Three bills working their way through the state Legislature this year would eliminate the sales tax on feminine hygiene products, such as tampons, pads, sanitary napkins and menstrual cups.
"This may be a bold statement, but I would argue this is a very biased tax," said state Rep. Kristine Reeves, D-Federal Way, in a public hearing last month on the proposal she is sponsoring, House Bill 1053.
"For any woman in the room, you know this is not an option — this is a product you have to buy," Reeves said. "You don't get to go to the store and say, 'This is something I am not going to use,' or 'This is something I am giving up as a luxury.' "
The idea of exempting feminine hygiene products from the state's 6.5 percent sales tax is one that has been floating around the state Capitol for years, and has routinely attracted bipartisan support.
The problem, proponents say, has always been with paying for it.
“While I think there are a lot of lawmakers supportive of this particular effort, this is not the number one thing everyone agrees will make world peace,” Reeves said in an interview this week.

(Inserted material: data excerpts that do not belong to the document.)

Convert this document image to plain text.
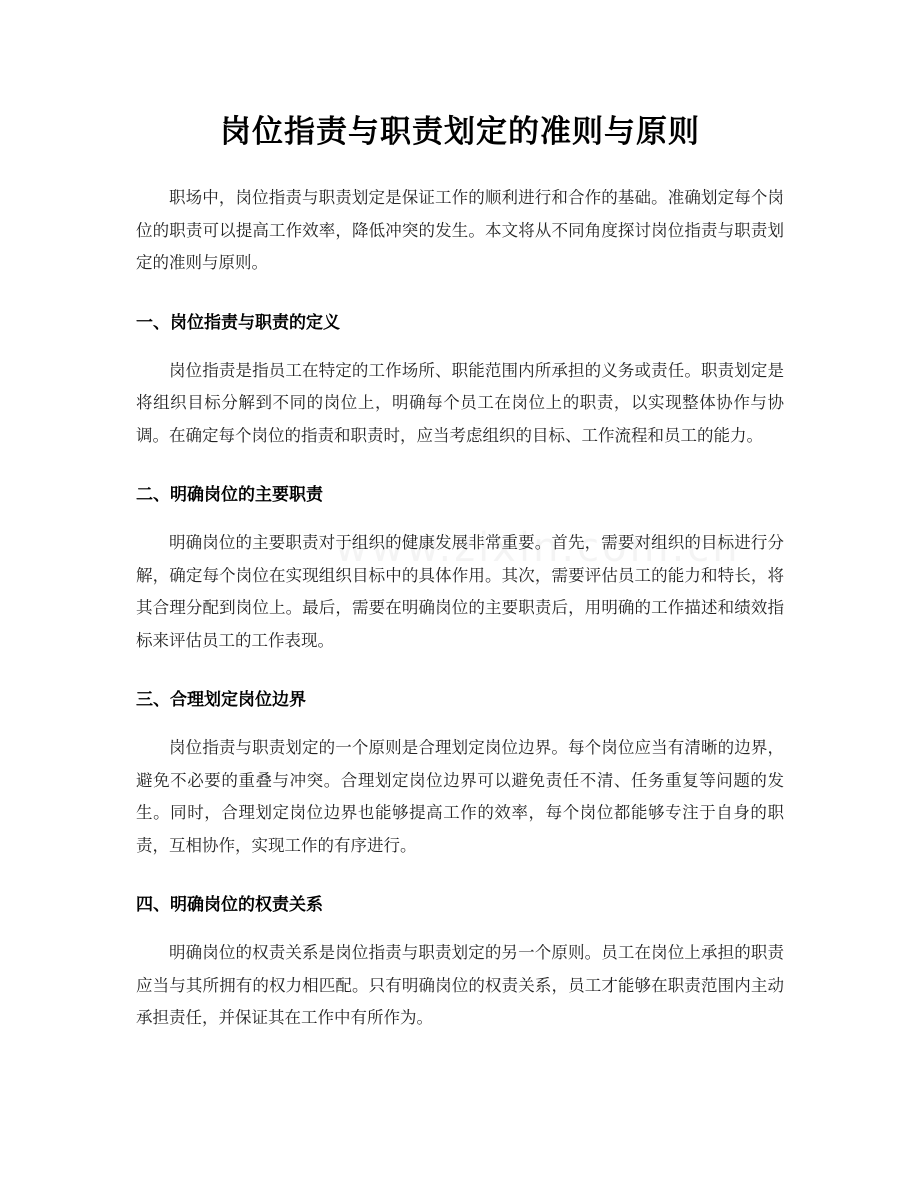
岗位指责与职责划定的准则与原则

职场中，岗位指责与职责划定是保证工作的顺利进行和合作的基础。准确划定每个岗位的职责可以提高工作效率，降低冲突的发生。本文将从不同角度探讨岗位指责与职责划定的准则与原则。

一、岗位指责与职责的定义

岗位指责是指员工在特定的工作场所、职能范围内所承担的义务或责任。职责划定是将组织目标分解到不同的岗位上，明确每个员工在岗位上的职责，以实现整体协作与协调。在确定每个岗位的指责和职责时，应当考虑组织的目标、工作流程和员工的能力。

二、明确岗位的主要职责

明确岗位的主要职责对于组织的健康发展非常重要。首先，需要对组织的目标进行分解，确定每个岗位在实现组织目标中的具体作用。其次，需要评估员工的能力和特长，将其合理分配到岗位上。最后，需要在明确岗位的主要职责后，用明确的工作描述和绩效指标来评估员工的工作表现。

三、合理划定岗位边界

岗位指责与职责划定的一个原则是合理划定岗位边界。每个岗位应当有清晰的边界，避免不必要的重叠与冲突。合理划定岗位边界可以避免责任不清、任务重复等问题的发生。同时，合理划定岗位边界也能够提高工作的效率，每个岗位都能够专注于自身的职责，互相协作，实现工作的有序进行。

四、明确岗位的权责关系

明确岗位的权责关系是岗位指责与职责划定的另一个原则。员工在岗位上承担的职责应当与其所拥有的权力相匹配。只有明确岗位的权责关系，员工才能够在职责范围内主动承担责任，并保证其在工作中有所作为。
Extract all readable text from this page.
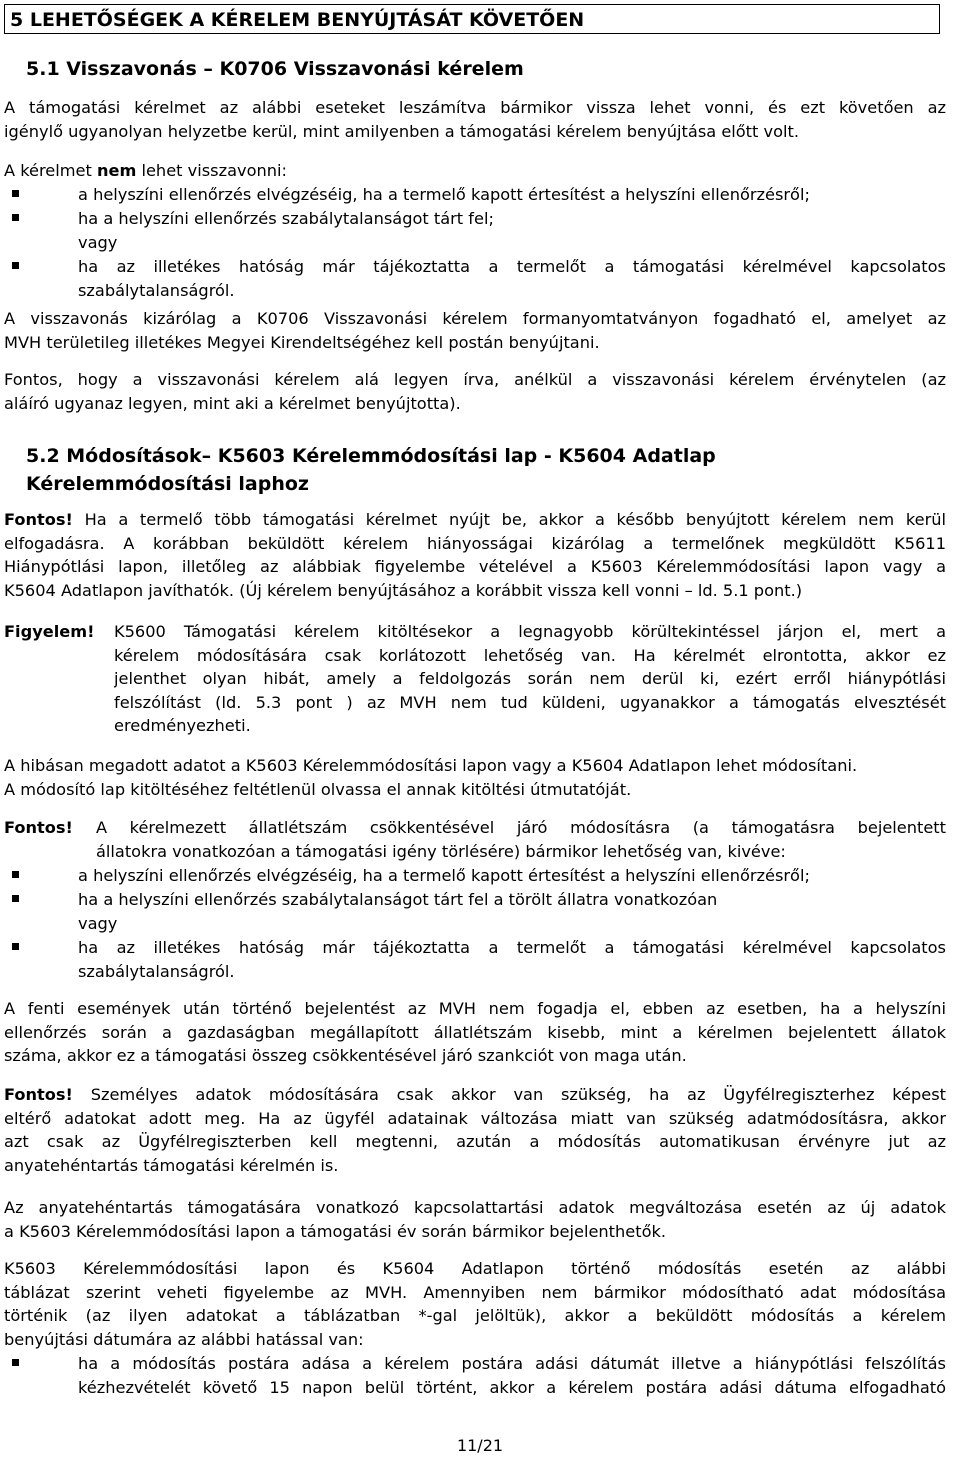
5 LEHETŐSÉGEK A KÉRELEM BENYÚJTÁSÁT KÖVETŐEN
5.1 Visszavonás – K0706 Visszavonási kérelem
A támogatási kérelmet az alábbi eseteket leszámítva bármikor vissza lehet vonni, és ezt követően az
igénylő ugyanolyan helyzetbe kerül, mint amilyenben a támogatási kérelem benyújtása előtt volt.
A kérelmet nem lehet visszavonni:
a helyszíni ellenőrzés elvégzéséig, ha a termelő kapott értesítést a helyszíni ellenőrzésről;
ha a helyszíni ellenőrzés szabálytalanságot tárt fel;
vagy
ha az illetékes hatóság már tájékoztatta a termelőt a támogatási kérelmével kapcsolatos
szabálytalanságról.
A visszavonás kizárólag a K0706 Visszavonási kérelem formanyomtatványon fogadható el, amelyet az
MVH területileg illetékes Megyei Kirendeltségéhez kell postán benyújtani.
Fontos, hogy a visszavonási kérelem alá legyen írva, anélkül a visszavonási kérelem érvénytelen (az
aláíró ugyanaz legyen, mint aki a kérelmet benyújtotta).
5.2 Módosítások– K5603 Kérelemmódosítási lap - K5604 Adatlap
Kérelemmódosítási laphoz
Fontos! Ha a termelő több támogatási kérelmet nyújt be, akkor a később benyújtott kérelem nem kerül
elfogadásra. A korábban beküldött kérelem hiányosságai kizárólag a termelőnek megküldött K5611
Hiánypótlási lapon, illetőleg az alábbiak figyelembe vételével a K5603 Kérelemmódosítási lapon vagy a
K5604 Adatlapon javíthatók. (Új kérelem benyújtásához a korábbit vissza kell vonni – ld. 5.1 pont.)
Figyelem!	K5600 Támogatási kérelem kitöltésekor a legnagyobb körültekintéssel járjon el, mert a
kérelem módosítására csak korlátozott lehetőség van. Ha kérelmét elrontotta, akkor ez
jelenthet olyan hibát, amely a feldolgozás során nem derül ki, ezért erről hiánypótlási
felszólítást (ld. 5.3 pont ) az MVH nem tud küldeni, ugyanakkor a támogatás elvesztését
eredményezheti.
A hibásan megadott adatot a K5603 Kérelemmódosítási lapon vagy a K5604 Adatlapon lehet módosítani.
A módosító lap kitöltéséhez feltétlenül olvassa el annak kitöltési útmutatóját.
Fontos!	A kérelmezett állatlétszám csökkentésével járó módosításra (a támogatásra bejelentett
állatokra vonatkozóan a támogatási igény törlésére) bármikor lehetőség van, kivéve:
a helyszíni ellenőrzés elvégzéséig, ha a termelő kapott értesítést a helyszíni ellenőrzésről;
ha a helyszíni ellenőrzés szabálytalanságot tárt fel a törölt állatra vonatkozóan
vagy
ha az illetékes hatóság már tájékoztatta a termelőt a támogatási kérelmével kapcsolatos
szabálytalanságról.
A fenti események után történő bejelentést az MVH nem fogadja el, ebben az esetben, ha a helyszíni
ellenőrzés során a gazdaságban megállapított állatlétszám kisebb, mint a kérelmen bejelentett állatok
száma, akkor ez a támogatási összeg csökkentésével járó szankciót von maga után.
Fontos! Személyes adatok módosítására csak akkor van szükség, ha az Ügyfélregiszterhez képest
eltérő adatokat adott meg. Ha az ügyfél adatainak változása miatt van szükség adatmódosításra, akkor
azt csak az Ügyfélregiszterben kell megtenni, azután a módosítás automatikusan érvényre jut az
anyatehéntartás támogatási kérelmén is.
Az anyatehéntartás támogatására vonatkozó kapcsolattartási adatok megváltozása esetén az új adatok
a K5603 Kérelemmódosítási lapon a támogatási év során bármikor bejelenthetők.
K5603 Kérelemmódosítási lapon és K5604 Adatlapon történő módosítás esetén az alábbi
táblázat szerint veheti figyelembe az MVH. Amennyiben nem bármikor módosítható adat módosítása
történik (az ilyen adatokat a táblázatban *-gal jelöltük), akkor a beküldött módosítás a kérelem
benyújtási dátumára az alábbi hatással van:
ha a módosítás postára adása a kérelem postára adási dátumát illetve a hiánypótlási felszólítás
kézhezvételét követő 15 napon belül történt, akkor a kérelem postára adási dátuma elfogadható
11/21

Removing the sales tax from menstrual hygiene products is projected to cause the state to lose about $4 million of revenue per year, or about $8 million over the state's two-year budget cycle.
That’s less than 0.02 percent of what is expected to be a two-year spending plan that tops $51 billion.

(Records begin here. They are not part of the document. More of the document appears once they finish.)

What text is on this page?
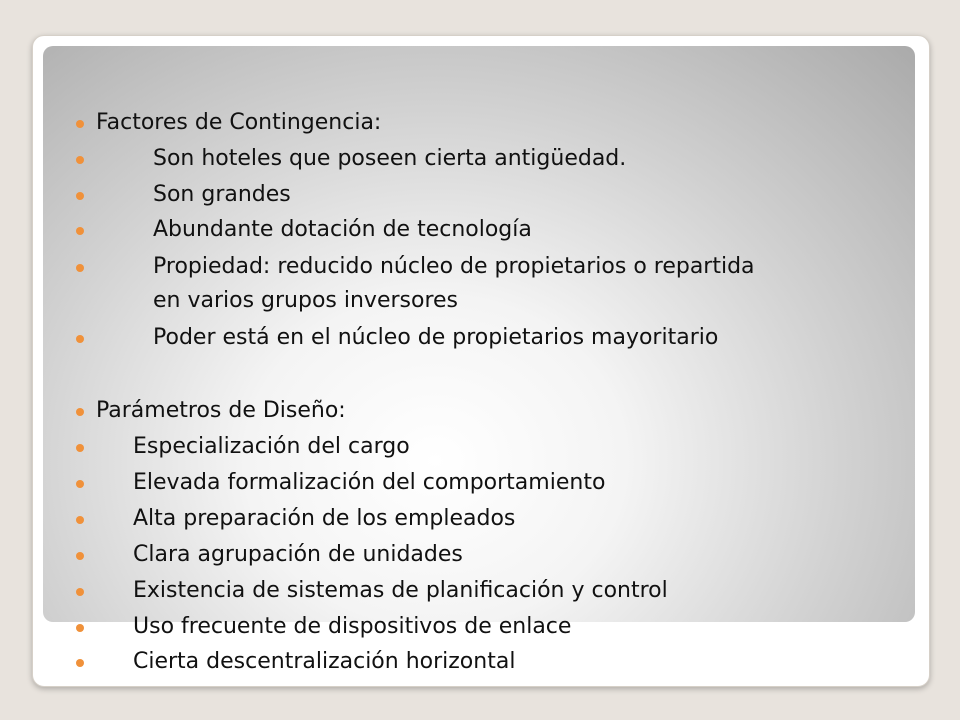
Factores de Contingencia:
Son hoteles que poseen cierta antigüedad.
Son grandes
Abundante dotación de tecnología
Propiedad: reducido núcleo de propietarios o repartida
en varios grupos inversores
Poder está en el núcleo de propietarios mayoritario
Parámetros de Diseño:
Especialización del cargo
Elevada formalización del comportamiento
Alta preparación de los empleados
Clara agrupación de unidades
Existencia de sistemas de planificación y control
Uso frecuente de dispositivos de enlace
Cierta descentralización horizontal
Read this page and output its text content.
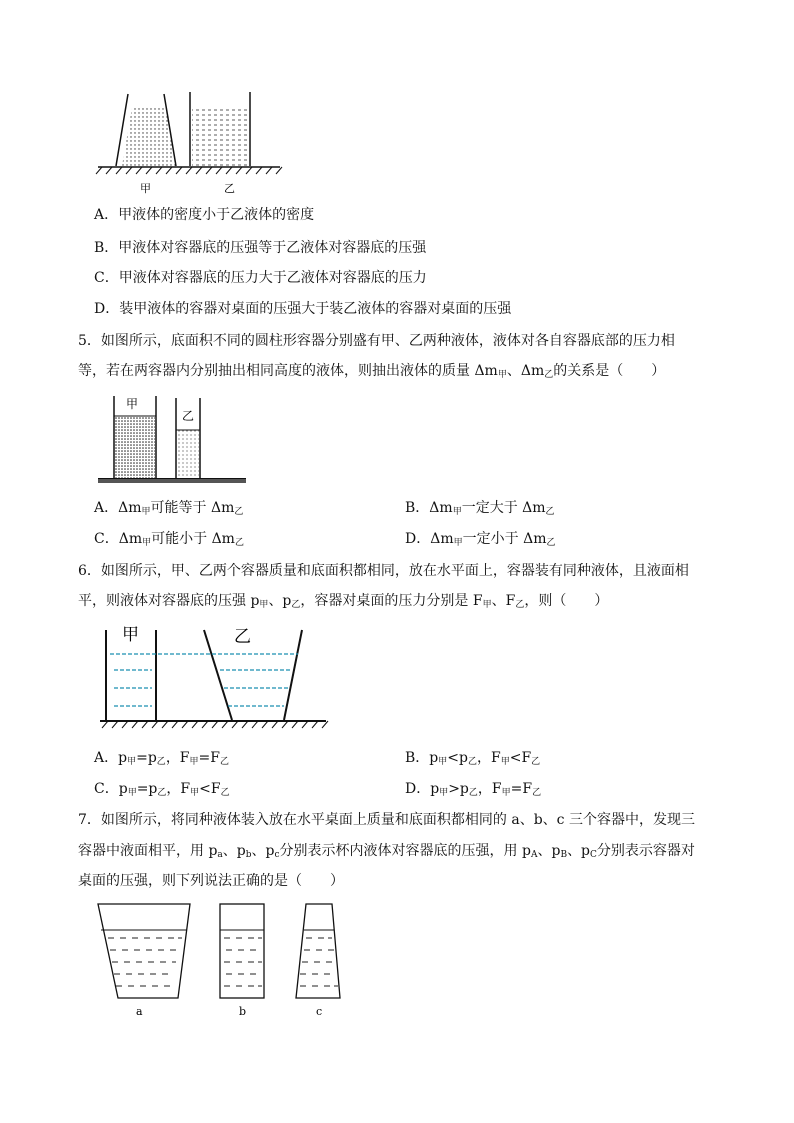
甲	乙
A．甲液体的密度小于乙液体的密度
B．甲液体对容器底的压强等于乙液体对容器底的压强
C．甲液体对容器底的压力大于乙液体对容器底的压力
D．装甲液体的容器对桌面的压强大于装乙液体的容器对桌面的压强
5．如图所示，底面积不同的圆柱形容器分别盛有甲、乙两种液体，液体对各自容器底部的压力相
等，若在两容器内分别抽出相同高度的液体，则抽出液体的质量 $\Delta m_甲$、$\Delta m_乙$的关系是（　　）
甲
乙
A．$\Delta m_甲$可能等于 $\Delta m_乙$	B．$\Delta m_甲$一定大于 $\Delta m_乙$
C．$\Delta m_甲$可能小于 $\Delta m_乙$	D．$\Delta m_甲$一定小于 $\Delta m_乙$
6．如图所示，甲、乙两个容器质量和底面积都相同，放在水平面上，容器装有同种液体，且液面相
平，则液体对容器底的压强 $p_甲$、$p_乙$，容器对桌面的压力分别是 $F_甲$、$F_乙$，则（　　）
甲	乙
A．$p_甲=p_乙$，$F_甲=F_乙$	B．$p_甲<p_乙$，$F_甲<F_乙$
C．$p_甲=p_乙$，$F_甲<F_乙$	D．$p_甲>p_乙$，$F_甲=F_乙$
7．如图所示，将同种液体装入放在水平桌面上质量和底面积都相同的 a、b、c 三个容器中，发现三
容器中液面相平，用 $p_a$、$p_b$、$p_c$分别表示杯内液体对容器底的压强，用 $p_A$、$p_B$、$p_C$分别表示容器对
桌面的压强，则下列说法正确的是（　　）
a	b	c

Even so, with the Legislature under pressure to overhaul the state’s mental health system, finish a series of planned investments in K-12 schools and increase spending on colleges and special education, every last million comes into play, legislative budget writers say.
"For every $4 million a year that taxpayers save on feminine hygiene products, that is $4 million the state is not getting. So that is $4 million in a program I need to cut," said state Sen. Christine Rolfes, D-Bainbridge Island, the lead Senate budget writer.
Rolfes said “everyone knows that the sales tax is regressive,” meaning that it can lead to lower-income people paying a higher percentage of their income in taxes than the wealthy.
But she said her first priorities are "taking care of our education obligations, getting our mental heath system back on track, and addressing the opioid epidemic."
"Then we can consider tax credits," she said, adding, "They're all still in the mix."
State Sen. Lynda Wilson, R-Vancouver, argues that removing the sales tax on tampons and pads is also a public health issue. Trying to extend the life of tampons or menstrual cups by using them for too long can lead to infections, including, in rare cases, a life-threatening condition known as toxic shock syndrome.
For the past few years, Wilson has sponsored legislation to remove the sales tax on tampons and similar products. She said that while a tax of 6.5 cents per dollar may not seem like much to some, for those struggling to make ends meet, that kind of "pink tax" on tampons and pads can add up.
"When I calculated it, it was $350 over the course of the childbearing years of a woman using the products," Wilson said. "It isn’t a lot of money per month, but if you are a homeless person who needs to buy these products, that can make it exponentially more difficult.”
No one testified against Reeves’ bill during its hearing last month before the House Finance Committee. The other two proposals, Senate Bill 5206 and Senate Bill 5147, have been forwarded to the Senate's budget-writing committee, but have yet to be scheduled for public hearings.
States that have exempted tampons and menstrual hygiene products from state sales taxes are Nevada, Florida, Connecticut, Illinois, Maryland, Minnesota, New Jersey, New York, Massachusetts and Pennsylvania.
Nicole Kaeding, the director of federal projects at the conservative-leaning Tax Foundation, said there may be a danger in exempting certain products from the sales tax, especially if the goal is to fight regressive taxation. To keep revenue steady, she said, the overall tax rate might have to go up over time, increasing the tax burden people face when buying most other items.
A sales tax exemption for all feminine hygiene products also doesn't succeed at targeting the low-income people who might need it the most, she said.
"Imagine someone who makes $1 million a year. They would get the same benefit as someone who makes $30,000 a year," Kaeding said.
Still, the chair of Washington's House Finance Committee, Rep. Gael Tarleton, D-Seattle, said she likes the policy and plans to pass it out of her committee next week.
The bill's ultimate fate will have to be worked out over the next few months as the Legislature develops its budget.
“We really want that," Tarleton said of the tampon tax exemption. "It is just how we find the right strategy for funding it."
Seattle City Councilmember Teresa Mosqueda also wants to explore whether the City of Seattle can remove the local sales tax it charges on feminine hygiene products, which is 3.6 cents on the dollar. Mosqueda is asking council staff to analyze the potential cost of the policy, as well as whether it is feasible to implement.